Purpose: Fifteen years ago, a European survey demonstrated widespread adoption of early clinical exposure (ECE) programmes but little emphasis in the curricula of medical schools. We now repeat the survey in light of the ample emerging data suggesting multiple positive outcomes of ECE.
Methods: Online cross-sectional survey in European medical schools conducted by the EURACT Basic Medical Education Committee in 2021. Descriptive quantitative analyses and a thematic analysis approach were used.

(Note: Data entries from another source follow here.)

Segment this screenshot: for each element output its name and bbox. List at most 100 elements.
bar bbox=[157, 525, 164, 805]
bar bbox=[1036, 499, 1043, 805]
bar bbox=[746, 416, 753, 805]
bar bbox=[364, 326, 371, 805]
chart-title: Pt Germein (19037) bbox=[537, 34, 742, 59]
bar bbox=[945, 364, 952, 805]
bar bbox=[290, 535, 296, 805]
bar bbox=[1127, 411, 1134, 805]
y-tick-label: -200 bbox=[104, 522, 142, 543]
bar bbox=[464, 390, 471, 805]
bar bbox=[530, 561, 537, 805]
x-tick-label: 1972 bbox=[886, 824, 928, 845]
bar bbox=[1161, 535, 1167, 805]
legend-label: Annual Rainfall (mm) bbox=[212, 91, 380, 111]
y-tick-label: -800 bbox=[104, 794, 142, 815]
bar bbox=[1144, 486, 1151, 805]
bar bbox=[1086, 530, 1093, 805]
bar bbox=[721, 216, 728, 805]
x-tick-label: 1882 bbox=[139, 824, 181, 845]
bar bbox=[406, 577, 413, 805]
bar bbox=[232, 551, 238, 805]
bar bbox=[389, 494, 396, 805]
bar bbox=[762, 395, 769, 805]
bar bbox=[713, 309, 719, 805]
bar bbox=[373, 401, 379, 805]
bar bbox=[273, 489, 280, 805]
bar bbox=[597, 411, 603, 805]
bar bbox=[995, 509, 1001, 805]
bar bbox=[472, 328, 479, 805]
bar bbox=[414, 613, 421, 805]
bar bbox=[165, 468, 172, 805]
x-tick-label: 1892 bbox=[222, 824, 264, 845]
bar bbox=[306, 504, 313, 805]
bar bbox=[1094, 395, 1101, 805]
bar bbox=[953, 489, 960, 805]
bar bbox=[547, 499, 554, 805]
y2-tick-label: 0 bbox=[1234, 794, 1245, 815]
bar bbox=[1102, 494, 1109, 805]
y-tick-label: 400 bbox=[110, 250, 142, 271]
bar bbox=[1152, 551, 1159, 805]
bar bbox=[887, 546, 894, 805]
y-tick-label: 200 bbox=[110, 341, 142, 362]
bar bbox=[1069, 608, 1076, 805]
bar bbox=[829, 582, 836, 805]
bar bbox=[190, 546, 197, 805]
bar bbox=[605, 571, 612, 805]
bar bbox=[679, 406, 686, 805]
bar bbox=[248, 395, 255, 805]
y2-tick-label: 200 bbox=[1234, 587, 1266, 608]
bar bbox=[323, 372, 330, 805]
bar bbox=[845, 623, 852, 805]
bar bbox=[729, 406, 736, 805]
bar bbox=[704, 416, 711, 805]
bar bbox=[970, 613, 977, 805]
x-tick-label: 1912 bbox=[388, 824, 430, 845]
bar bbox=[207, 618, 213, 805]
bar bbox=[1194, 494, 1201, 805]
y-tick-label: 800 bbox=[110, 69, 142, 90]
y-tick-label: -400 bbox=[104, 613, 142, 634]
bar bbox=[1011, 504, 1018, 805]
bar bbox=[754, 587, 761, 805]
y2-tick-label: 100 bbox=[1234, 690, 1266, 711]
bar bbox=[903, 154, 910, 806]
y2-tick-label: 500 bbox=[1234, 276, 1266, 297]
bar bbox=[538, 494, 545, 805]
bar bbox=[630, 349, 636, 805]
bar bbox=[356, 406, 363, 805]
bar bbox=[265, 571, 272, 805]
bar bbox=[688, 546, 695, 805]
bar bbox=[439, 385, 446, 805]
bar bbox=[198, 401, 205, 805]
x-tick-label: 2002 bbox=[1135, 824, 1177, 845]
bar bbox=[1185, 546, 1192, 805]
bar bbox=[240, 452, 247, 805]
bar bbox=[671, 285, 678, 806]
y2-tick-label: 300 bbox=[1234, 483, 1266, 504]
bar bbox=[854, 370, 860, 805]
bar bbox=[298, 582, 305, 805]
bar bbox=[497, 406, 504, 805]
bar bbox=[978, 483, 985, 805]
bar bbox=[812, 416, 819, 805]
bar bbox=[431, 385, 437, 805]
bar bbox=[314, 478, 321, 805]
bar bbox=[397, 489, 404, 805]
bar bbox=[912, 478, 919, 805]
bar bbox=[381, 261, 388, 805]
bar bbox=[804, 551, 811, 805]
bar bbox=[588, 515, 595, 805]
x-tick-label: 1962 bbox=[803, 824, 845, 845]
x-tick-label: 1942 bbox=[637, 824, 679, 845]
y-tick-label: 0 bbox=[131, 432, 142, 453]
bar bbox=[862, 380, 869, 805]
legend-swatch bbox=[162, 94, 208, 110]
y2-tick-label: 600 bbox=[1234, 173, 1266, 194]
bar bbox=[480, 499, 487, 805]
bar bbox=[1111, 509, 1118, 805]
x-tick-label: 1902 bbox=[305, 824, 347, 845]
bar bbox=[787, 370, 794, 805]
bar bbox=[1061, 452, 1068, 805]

Results: Eighy-nine (48%) medical schools in 30 European countries responded. ECE was used in 65 (73%) of the medical schools, and 88% of ECE programmes took place in primary care. The median total time spent on the ECE programme was 5 days. Teaching methods covered unstructured learning opportunities such as observation or shadowing doctors, as well as work-based learning whilst seeing real patients or reflecting on own encounters. Learning goals included knowledge, skills, and attitudes. More than half of the respondents expressed barriers to implementing or expanding ECE.
Conclusions: Compared to the previous survey, there was no significant change in the adoption or curricular emphasis of ECE programmes. Institutional attitudes towards certain disciplines and a lack of willingness to experiment with new teaching methods may be partially responsible.
Keywords: Early clinical exposure; Europe; medical curricula; preclinical; undergraduate education.